Christian Springer, Sebastian Sill, Christian Binsch, Taylor Schoen, Laura Toska, Matthias Lienhard, Ralf Herwig, Stefan Börno, Bernd Timmermann, Diran Herebian, D Margriet Ouwens, Delsi Altenhofen, Angelika Horrighs, Birgit Knebel, Regina Ensenauer, Dominik Pesta, Michael Roden, Alexandra Chadt, Hadi Al-Hasani

Published in

Diabetes, obesity & metabolism. Jul 06, 2026. Epub Jul 06, 2026.

Abstract

Exercise improves glycaemic control, yet some individuals show limited benefit, termed exercise resistance. We investigated tissue-specific adaptations to chronic exercise in a polygenic model of obesity-driven type 2 diabetes (T2D).
Male New Zealand Obese (NZO) mice were fed a high-fat diet and underwent 6 weeks of interval treadmill training. Physical capacity, body composition, glucose metabolism, skeletal muscle and liver glycogen and triglycerides, mitochondrial function, transcriptomics and systemic metabolites were assessed.
The training regime had a positive impact on several physiological parameters, including increased physical capacity (18%, p < 0.01), skeletal muscle AMPK phosphorylation (25%, p < 0.05), complex I-linked respiration (67%, p < 0.05) and transcriptomic enrichment of muscle contraction pathways in trained versus sedentary NZO mice. However, body weight, fat mass, fasting glycaemia, insulin-stimulated glucose uptake, AKT phosphorylation and GLUT4 abundance remained unaltered. Plasma branched-chain amino acids (BCAAs) and ketone bodies (3.3-fold higher in trained, p < 0.05) increased, hepatic triglycerides rose (25%, p < 0.001) with hepatic glycogen depletion (37%, p < 0.05) and caloric intake was slightly higher.
Interval training induced muscle-specific remodelling and enhanced physical capacity without improving systemic insulin sensitivity.
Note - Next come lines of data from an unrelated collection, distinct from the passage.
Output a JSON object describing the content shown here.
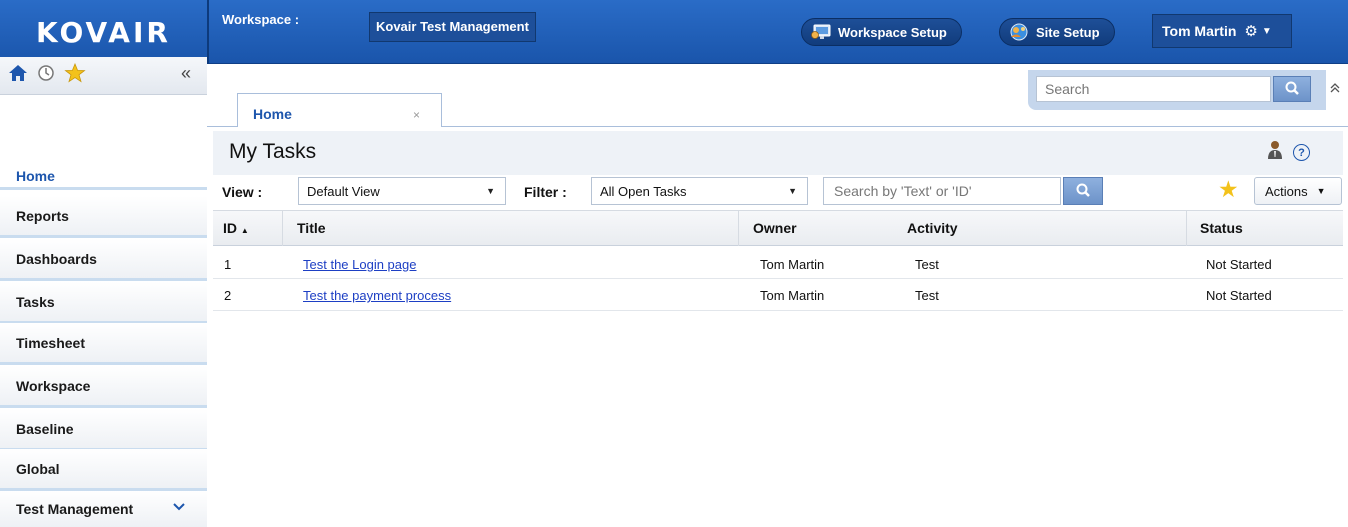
{
  "app": {
    "logo_text": "KOVAIR",
    "workspace_label": "Workspace :",
    "workspace_name": "Kovair Test Management",
    "workspace_setup": "Workspace Setup",
    "site_setup": "Site Setup",
    "user_name": "Tom Martin",
    "gear_glyph": "⚙",
    "caret_glyph": "▼"
  },
  "search": {
    "placeholder": "Search",
    "collapse_glyph": "»"
  },
  "tabs": [
    {
      "label": "Home",
      "close": "×"
    }
  ],
  "sidebar": {
    "collapse_glyph": "«",
    "items": [
      {
        "label": "Home"
      },
      {
        "label": "Reports"
      },
      {
        "label": "Dashboards"
      },
      {
        "label": "Tasks"
      },
      {
        "label": "Timesheet"
      },
      {
        "label": "Workspace"
      },
      {
        "label": "Baseline"
      },
      {
        "label": "Global"
      },
      {
        "label": "Test Management",
        "chevron": "⌵"
      }
    ]
  },
  "page": {
    "title": "My Tasks",
    "help_glyph": "?",
    "view_label": "View :",
    "view_value": "Default View",
    "filter_label": "Filter :",
    "filter_value": "All Open Tasks",
    "search_placeholder": "Search by 'Text' or 'ID'",
    "actions_label": "Actions",
    "dropdown_glyph": "▼",
    "star_glyph": "★"
  },
  "table": {
    "columns": [
      "ID",
      "Title",
      "Owner",
      "Activity",
      "Status"
    ],
    "sort_glyph": "▲",
    "rows": [
      {
        "id": "1",
        "title": "Test the Login page",
        "owner": "Tom Martin",
        "activity": "Test",
        "status": "Not Started"
      },
      {
        "id": "2",
        "title": "Test the payment process",
        "owner": "Tom Martin",
        "activity": "Test",
        "status": "Not Started"
      }
    ]
  },
  "colors": {
    "brand_blue": "#1d56ad",
    "star_yellow": "#f3c21b",
    "link_blue": "#1d3fc4"
  },
  "icons": [
    "home-icon",
    "history-icon",
    "favorites-star-icon",
    "search-icon",
    "person-icon",
    "help-icon",
    "monitor-icon",
    "site-icon",
    "gear-icon"
  ]
}
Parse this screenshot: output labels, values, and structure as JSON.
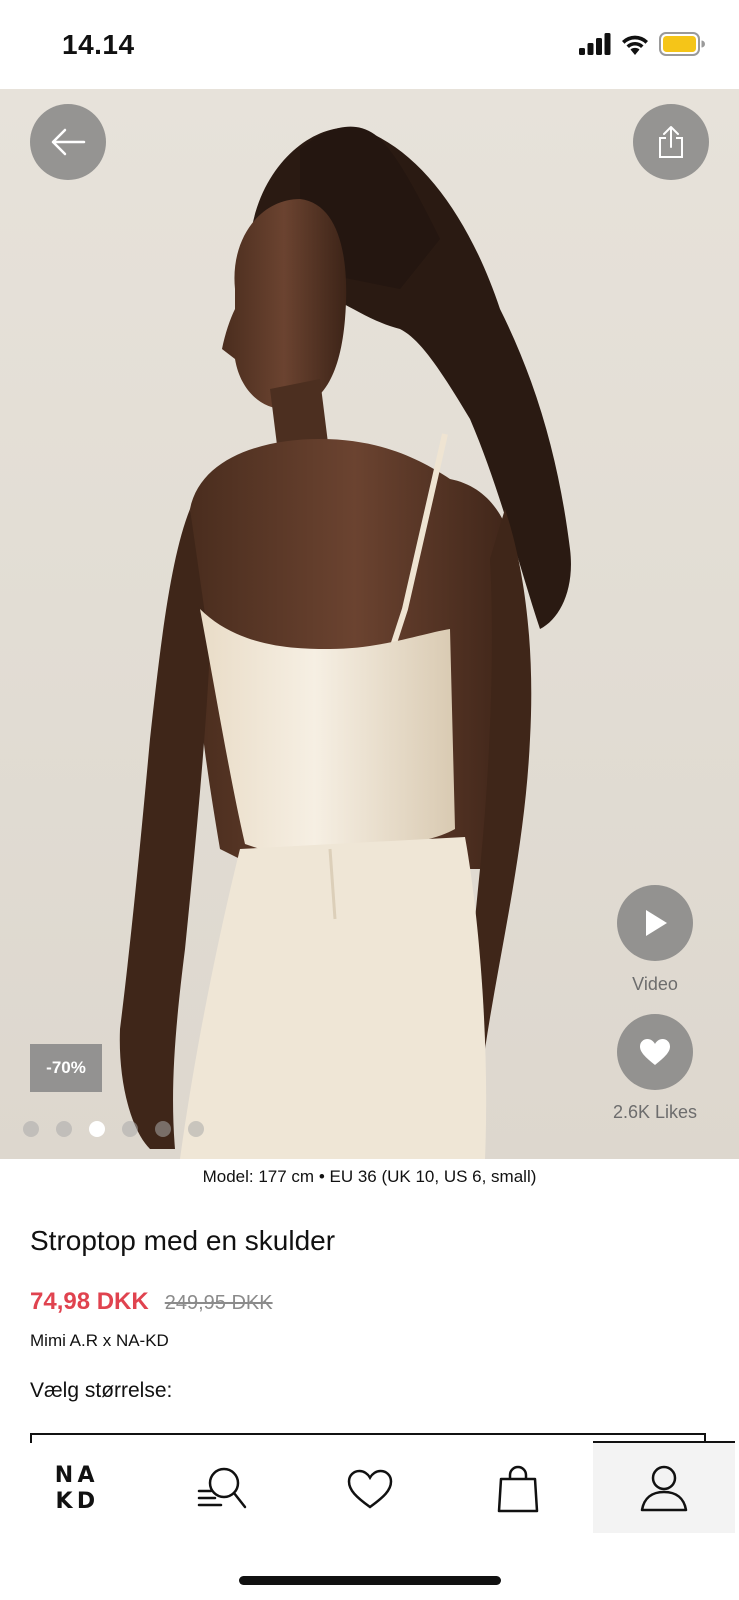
{
  "status_bar": {
    "time": "14.14",
    "battery_color": "#f5c518"
  },
  "hero": {
    "discount_badge": "-70%",
    "video_label": "Video",
    "likes_label": "2.6K Likes",
    "image_count": 6,
    "active_image_index": 2
  },
  "product": {
    "model_info": "Model: 177 cm • EU 36 (UK 10, US 6, small)",
    "title": "Stroptop med en skulder",
    "price_sale": "74,98 DKK",
    "price_original": "249,95 DKK",
    "brand": "Mimi A.R x NA-KD",
    "size_label": "Vælg størrelse:"
  },
  "nav": {
    "logo_letters": [
      "N",
      "A",
      "K",
      "D"
    ],
    "items": [
      "home",
      "search",
      "wishlist",
      "bag",
      "account"
    ],
    "active": "account"
  },
  "colors": {
    "sale": "#e0434f",
    "accent": "#111111"
  }
}
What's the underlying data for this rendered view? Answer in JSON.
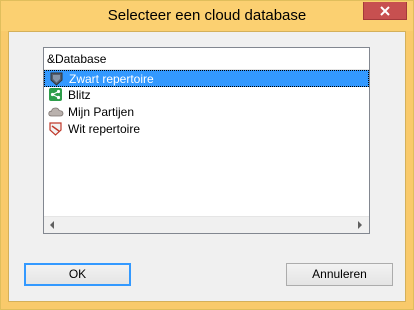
{
  "window": {
    "title": "Selecteer een cloud database"
  },
  "list": {
    "header": "&Database",
    "items": [
      {
        "label": "Zwart repertoire",
        "icon": "black-repertoire-icon",
        "selected": true
      },
      {
        "label": "Blitz",
        "icon": "share-icon",
        "selected": false
      },
      {
        "label": "Mijn Partijen",
        "icon": "cloud-icon",
        "selected": false
      },
      {
        "label": "Wit repertoire",
        "icon": "white-repertoire-icon",
        "selected": false
      }
    ]
  },
  "buttons": {
    "ok_label": "OK",
    "cancel_label": "Annuleren"
  },
  "colors": {
    "selection": "#3399ff",
    "frame": "#fbd071",
    "close": "#c75050"
  }
}
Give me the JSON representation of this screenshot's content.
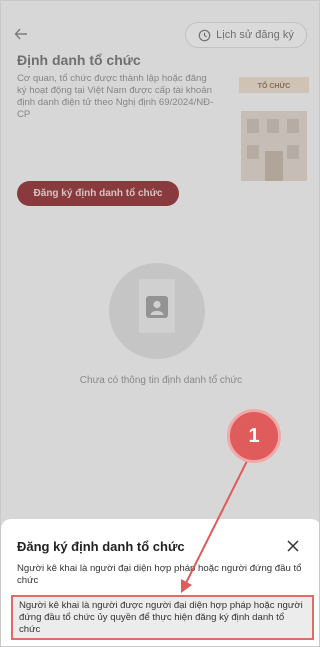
{
  "header": {
    "back_icon": "back-arrow-icon",
    "history_label": "Lịch sử đăng ký",
    "history_icon": "history-clock-icon"
  },
  "page": {
    "title": "Định danh tổ chức",
    "description": "Cơ quan, tổ chức được thành lập hoặc đăng ký hoạt động tại Việt Nam được cấp tài khoản định danh điện tử theo Nghị định 69/2024/NĐ-CP",
    "illustration_sign": "TỔ CHỨC",
    "register_button": "Đăng ký định danh tổ chức",
    "empty_text": "Chưa có thông tin định danh tổ chức"
  },
  "annotation": {
    "badge_number": "1",
    "color": "#e05b5b"
  },
  "sheet": {
    "title": "Đăng ký định danh tổ chức",
    "close_icon": "close-icon",
    "options": [
      "Người kê khai là người đại diện hợp pháp hoặc người đứng đầu tổ chức",
      "Người kê khai là người được người đại diện hợp pháp hoặc người đứng đầu tổ chức ủy quyền để thực hiện đăng ký định danh tổ chức"
    ]
  },
  "colors": {
    "brand": "#b3262c",
    "highlight_border": "#e06b6b"
  }
}
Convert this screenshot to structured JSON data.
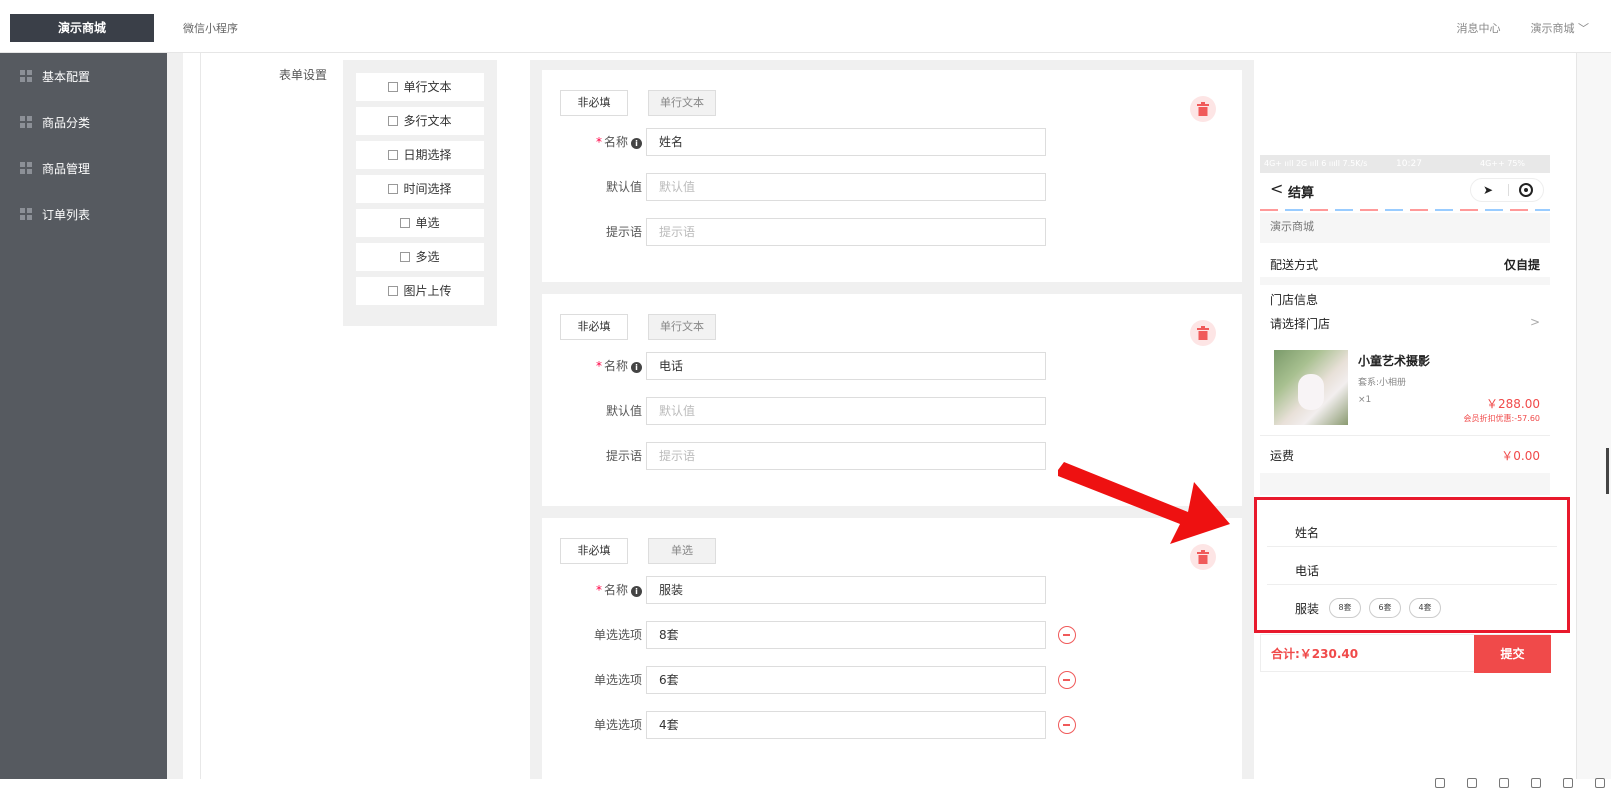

Persistent adiposity, exacerbated hepatic steatosis and elevated circulating BCAAs may contribute to limited glycaemic improvement, with altered energy balance as a possible confounder. Consequently, the NZO model offers translational insight into tissue-uncoupled exercise resistance observed in human polygenic obesity and T2D heterogeneity.

PMID:
42410330
Bibliographic data and abstract were imported from PubMed on 07 Jul 2026.